Corredor se suma a Solbes y cierra la puerta de las ayudas públicas a los promotores

Los empresarios advierten de que lo peor aún está por llegar e insisten en que su actividad es fundamental para la economía

JUAN VICENTE MUÑOZTOLEDO

La semana pasada fue Pedro Solbes y ayer, la ministra de Vivienda, Beatriz Corredor, quien lanzó un enorme jarro de agua fría a los promotores. El mensaje fue claro y directo: no habrá ayudas del Estado para salvar a las empresas del ladrillo, que atraviesan una profunda desaceleración. Corredor dejó claro que "las soluciones a la construcción no deben distraer los limitados recursos públicos, destinados a facilitar el acceso a un piso digno a las familias con menos recursos". Los empresarios, por su parte, mantienen que lo peor aún está por venir y que su actividad resulta fundamental para la marcha de la economía.

Beatriz Corredor -que hasta hace poco se mostraba incluso dispuesta a negociar una suerte de quid pro quo con los promotores- siguió al pie de la letra el mensaje del vicepresidente económico en su comparecencia el pasado jueves en el Congreso de los Diputados. Nada de ayudas, ni de desgravaciones a la compra de segundas residencias, ni de subvenciones para que las promotoras salven la papeleta. El dinero del Estado no es para eso: "El propósito del Gobierno no es impedir de forma artificial el ajuste del sector".

La ministra subrayó que junto a los siempre limitados dineros públicos existe otro bien escaso, el propio suelo. "Construir viviendas por encima de las necesidades es un desperdicio de recursos", afirmó. El planteamiento oficial viene a ser que tras el atracón de ladrillos de los últimos años las empresas deberán arreglárselas solas para digerir el empacho. En esa travesía del desierto a la que parecen condenadas algunas compañías será la selección natural la que designe a los supervivientes. Corredor explicó que el reto es que sean "las empresas más competitivas, innovadoras y productivas las que salgan reforzadas" del ajuste.
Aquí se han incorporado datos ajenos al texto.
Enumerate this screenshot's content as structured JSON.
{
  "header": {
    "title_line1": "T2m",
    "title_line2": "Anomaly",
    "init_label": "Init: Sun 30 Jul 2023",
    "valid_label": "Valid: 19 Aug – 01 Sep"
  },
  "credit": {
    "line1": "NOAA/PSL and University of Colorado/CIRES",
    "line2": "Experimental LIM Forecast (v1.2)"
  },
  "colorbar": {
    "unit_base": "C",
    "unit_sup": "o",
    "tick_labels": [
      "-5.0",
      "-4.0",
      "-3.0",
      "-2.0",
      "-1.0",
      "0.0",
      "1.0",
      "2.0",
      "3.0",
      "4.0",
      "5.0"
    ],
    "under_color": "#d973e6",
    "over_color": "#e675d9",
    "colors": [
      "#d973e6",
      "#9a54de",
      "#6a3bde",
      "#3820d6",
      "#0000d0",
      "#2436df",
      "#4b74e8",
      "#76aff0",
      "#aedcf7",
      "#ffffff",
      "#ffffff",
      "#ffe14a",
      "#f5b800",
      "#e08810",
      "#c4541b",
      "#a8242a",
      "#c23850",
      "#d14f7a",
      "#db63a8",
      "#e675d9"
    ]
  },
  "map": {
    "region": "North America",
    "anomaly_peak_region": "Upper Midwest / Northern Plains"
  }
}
Junto a la meta de dar pisos protegidos a quienes no pueden acceder al mercado libre, la ministra se marcó el objetivo de conducir al sector residencial a un equilibrio que permita diversificar el crecimiento económico del país.

La ministra de Vivienda envió su mensaje a los empresarios desde Toledo, donde asistió a la firma del Pacto por la Vivienda en Castilla-La Mancha entre el Gobierno autonómico, los sindicatos, la patronal de la construcción, cajas de ahorro y municipios. El pacto que incluye la creación de una vivienda de "iniciativa público-privada": pisos de unos 70 metros cuadrados útiles cuyo precio oscilará entre 130.000 y 150.000 euros. Serán casas levantadas con dinero privado pero a las que el Gobierno regional garantizará un comprador y la financiación necesaria para su construcción.